Primary LanguagePythonBSD 3-Clause "New" or "Revised" LicenseBSD-3-Clause

CreamPy

A set of tools that help you de-duplicate images that differ slightly.

Project Goals

  • Support BMP, JPEG, and PNG.
  • Create diffs between images.
  • Automatically group together the most similar images.
  • Build a graph of images such that changes between images in a set that occur in more than one pair of images need only be stored once.
  • Recreate the original image set with no loss of data.
  • Preview base images easily.
  • Ultimately, define a format that can be used to reliably store a de-duplicated data set.
  • Perform benchmarks against popular archive formats.

Why?

I have lots of BMP, JPEG, and PNG image sets that are largely the same image duplicated and modified.

  • PNG

In the case of PNG images, each image is compressed individually with zlib. Small changes to individual images produce wildly different ouputs, making it difficult for lossless compression algorithms to find the hidden redundancy.
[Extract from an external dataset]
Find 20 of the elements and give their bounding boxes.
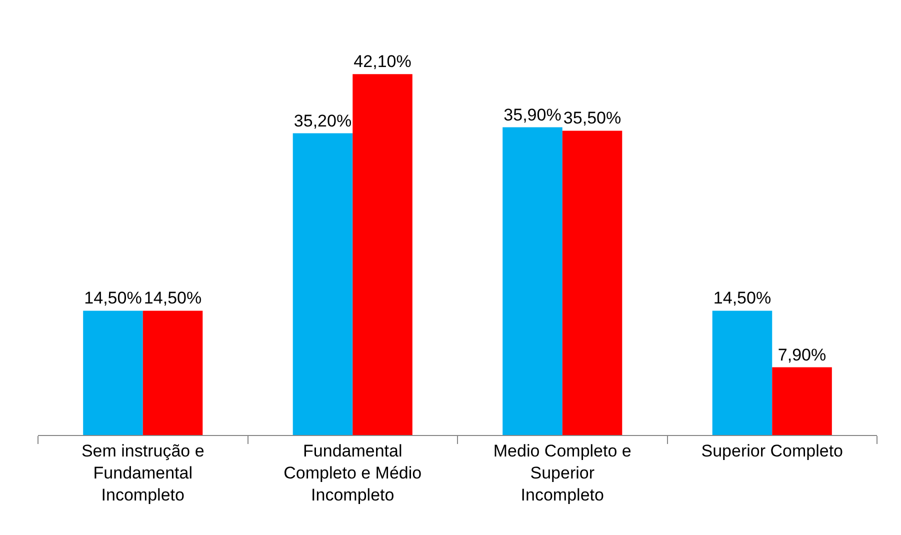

At the moment I can convert my PNGs to BMP and then compress them as a solid archive, but then file previews are impossible without decompressing the entire archive up to that point.

  • JPEG

In the case of JPEG images, an unscientific test in which I losslessly compressed two similar JPEG files into one LZMA archive saved only 3% space. Realistically speaking, the creators of these images are saving these with the same quality settings and optimizations, so the MCUs should be identical. At the very least, opening them in an image editor reveals that each 8x8 pixel block is, in fact, identical in most areas. I don't know what tripped up LZMA in this case.

  • BMP

This one should be fairly obvious by now.